Mountain Biking in the Lake District is the first in a new series to be released by award winning publishers Cicerone. The series is already being added to with a very nearly released guide for the South Downs and having spoken to Cicerone directly more guides are to be released in the near future, with a commitment to making the guidebooks a ‘long-term' series.
Anybody in the UK who releases a mountain biking guidebook has the unfortunate job of following in the footsteps of giants, of such quality are the guides by the guys over at Vertebrate Publishing, that they are now in danger of spoiling us -the Ferrero Rocher effect.
Durable plastic coated front cover of the new guide.
The author of Cicerone's new guide Ian Boydon, has been exploring what the Lakes has to offer for over 17 years and his extensive knowledge has been compiled in to one volume for all to share. 188 pages include 24 routes, divided in to short, medium, long and full day loops, taking on the ever subjective blue, red and black gradings that are used in the trail centres around the UK.
The danger with guidebooks to places like the Lake District is that there are a number of ‘classic routes' that beg to be included in any guide, the problem with it is that the same ground can get covered again and again, with nothing original coming to light. However to leave these routes out would immediately cast any hard-earned guidebook under the bed, to be forgotten about and for your kids to find in years to come, stating how our bikes look ‘well old' and ‘our ‘helmets look stupid'. What Boydon manages to achieve in this new Lakes guide is an acknowledgement of these classic areas or rides whilst adding enough variation to appeal to those who know the area or own other popular guides on the market.
Routes details are clear and well presented, with a percentage on/off-road indicator.
Routes are given a clear layout with a helpful percentage indicator of how much on and off road is to be expected on each ride, something I dislike is getting psyched for a route only to find out i've a day on tarmac to reach the downhill reward. The routes utilise Ordnance Survey mapping, in my opinion better than Harvey's maps for biking, and indicate the route clearly at a 1:50,000 scale. A route profile is also included stating where the ups and downs are to be found on the route, plus all the usual details you'd expect like total distance, ascent in metres and feet, guide time, start/finish grid reference and nearby amenities. In addition the on and off-road distances are given for each loop which again helps in the planning stages.
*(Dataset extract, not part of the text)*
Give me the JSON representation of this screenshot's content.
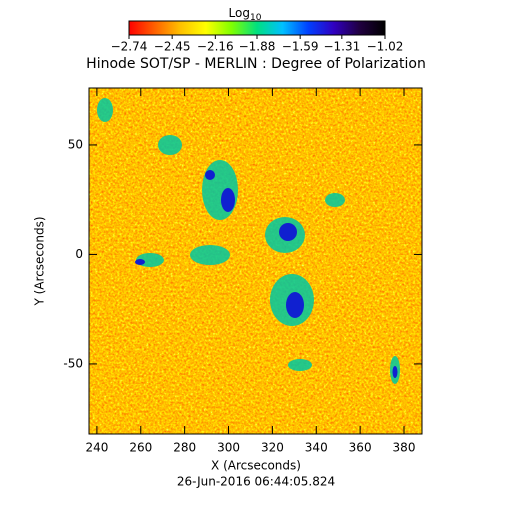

1:50,000 OS mapping will clear route directions
Route descriptions are clear, however a text description is something I pay little attention to, as I usually rely wholly on the mapping included in the book. In terms of structure the cover is plastic coated and therefore very durable, nice when being stuffed inside a pack for the day, and a ribbon is attached to the spine as a bookmark, a small feature but one that saves you flipping through the book three times to find where you were.
Despite being well designed and laid out, my only gripe is that the images in the Cicerone guide aren't on a par with those by John Coefield, whose photos benefit from a liberal splash throughout the VP guidebooks, perhaps a small point but the Cicerone images show me and don't psyche me.
As a stand-alone guidebook I have a whole lot of praise for Cicerone's new offering and if you're seeking a guidebook for the Lakes with some variation to the classic routes and new ones to boot then this is definitely one to buy. £12.95 is an extremely competitive price for a well structured and informed guidebook from the UK's most highly awarded Outdoors publishers.